On 07/14/2018 02:01 AM, Dr. David Alan Gilbert wrote:
> * guangrong.xiao@gmail.com (guangrong.xiao@gmail.com) wrote:
>> From: Xiao Guangrong <xiaoguangrong@tencent.com>
>>
>> flush_compressed_data() needs to wait all compression threads to
>> finish their work, after that all threads are free until the
>> migration feed new request to them, reducing its call can improve
>> the throughput and use CPU resource more effectively
>>
>> We do not need to flush all threads at the end of iteration, the
>> data can be kept locally until the memory block is changed
>>
>> Signed-off-by: Xiao Guangrong <xiaoguangrong@tencent.com>
>> ---
>> migration/ram.c | 2 +-
>> 1 file changed, 1 insertion(+), 1 deletion(-)
>>
>> diff --git a/migration/ram.c b/migration/ram.c
>> index f9a8646520..0a38c1c61e 100644
>> --- a/migration/ram.c
>> +++ b/migration/ram.c
>> @@ -1994,6 +1994,7 @@ static void ram_save_cleanup(void *opaque)
>> }
>>
>> xbzrle_cleanup();
>> + flush_compressed_data(*rsp);
>> compress_threads_save_cleanup();
>> ram_state_cleanup(rsp);
>> }
>
> I'm not sure why this change corresponds to the other removal.
> We should already have sent all remaining data in ram_save_complete()'s
> call to flush_compressed_data - so what is this one for?
>
This is for the error condition, if any error occurred during live migration,
there is no chance to call ram_save_complete. After using the lockless
multithreads model, we assert all requests have been handled before destroy
the work threads.
>> @@ -2690,7 +2691,6 @@ static int ram_save_iterate(QEMUFile *f, void *opaque)
>> }
>> i++;
>> }
>> - flush_compressed_data(rs);
>> rcu_read_unlock();
>
> Hmm - are we sure there's no other cases that depend on ordering of all
> of the compressed data being sent out between threads?

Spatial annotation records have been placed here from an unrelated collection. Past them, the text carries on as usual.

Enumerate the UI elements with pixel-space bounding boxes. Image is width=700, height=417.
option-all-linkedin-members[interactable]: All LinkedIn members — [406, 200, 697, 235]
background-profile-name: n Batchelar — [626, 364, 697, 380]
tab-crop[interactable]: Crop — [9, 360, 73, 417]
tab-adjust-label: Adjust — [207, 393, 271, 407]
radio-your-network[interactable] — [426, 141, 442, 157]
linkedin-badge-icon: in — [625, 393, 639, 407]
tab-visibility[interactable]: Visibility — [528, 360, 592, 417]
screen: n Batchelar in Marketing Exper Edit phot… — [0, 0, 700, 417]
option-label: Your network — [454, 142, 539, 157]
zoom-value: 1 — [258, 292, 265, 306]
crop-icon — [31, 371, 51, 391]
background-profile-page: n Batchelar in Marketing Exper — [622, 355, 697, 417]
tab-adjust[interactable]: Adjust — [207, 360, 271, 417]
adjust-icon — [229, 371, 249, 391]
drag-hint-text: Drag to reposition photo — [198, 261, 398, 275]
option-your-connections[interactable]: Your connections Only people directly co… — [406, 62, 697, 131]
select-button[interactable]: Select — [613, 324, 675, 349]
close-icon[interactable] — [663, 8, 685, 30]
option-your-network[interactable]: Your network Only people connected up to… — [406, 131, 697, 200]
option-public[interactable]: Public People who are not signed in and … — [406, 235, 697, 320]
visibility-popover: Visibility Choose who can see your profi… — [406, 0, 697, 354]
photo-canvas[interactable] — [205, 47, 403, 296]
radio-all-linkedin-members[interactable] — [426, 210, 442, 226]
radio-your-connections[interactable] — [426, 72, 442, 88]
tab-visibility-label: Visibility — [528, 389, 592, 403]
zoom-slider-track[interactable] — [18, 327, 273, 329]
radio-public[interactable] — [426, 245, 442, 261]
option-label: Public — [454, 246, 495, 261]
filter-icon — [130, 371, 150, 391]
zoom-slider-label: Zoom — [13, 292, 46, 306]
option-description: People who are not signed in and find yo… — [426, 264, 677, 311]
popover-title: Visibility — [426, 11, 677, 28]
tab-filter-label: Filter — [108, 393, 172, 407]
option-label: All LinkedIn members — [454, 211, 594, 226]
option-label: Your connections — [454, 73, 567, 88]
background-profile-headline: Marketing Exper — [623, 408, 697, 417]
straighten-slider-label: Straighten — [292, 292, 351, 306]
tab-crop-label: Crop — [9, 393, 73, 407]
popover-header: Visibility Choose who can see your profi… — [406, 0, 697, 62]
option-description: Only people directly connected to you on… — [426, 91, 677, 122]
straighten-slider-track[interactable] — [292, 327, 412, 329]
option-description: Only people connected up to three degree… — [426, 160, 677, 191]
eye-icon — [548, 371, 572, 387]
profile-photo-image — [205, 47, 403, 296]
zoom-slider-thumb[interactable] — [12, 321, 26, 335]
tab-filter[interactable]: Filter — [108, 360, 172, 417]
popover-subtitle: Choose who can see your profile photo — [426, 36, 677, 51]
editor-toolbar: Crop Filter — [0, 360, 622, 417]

Err, i tried think it over carefully, however, still missed the case you mentioned. :(
Anyway, doing flush_compressed_data() for every 50ms hurt us too much.
> I think the one I'd most worry about is the case where:
>
> iteration one:
> thread 1: Save compressed page 'n'
>
> iteration two:
> thread 2: Save compressed page 'n'
>
> What guarantees that the version of page 'n'
> from thread 2 reaches the destination first without
> this flush?
>
Hmm... you are right, i missed this case. So how about avoid it by doing this
check at the beginning of ram_save_iterate():
if (ram_counters.dirty_sync_count != rs.dirty_sync_count) {
flush_compressed_data(*rsp);
rs.dirty_sync_count = ram_counters.dirty_sync_count;
}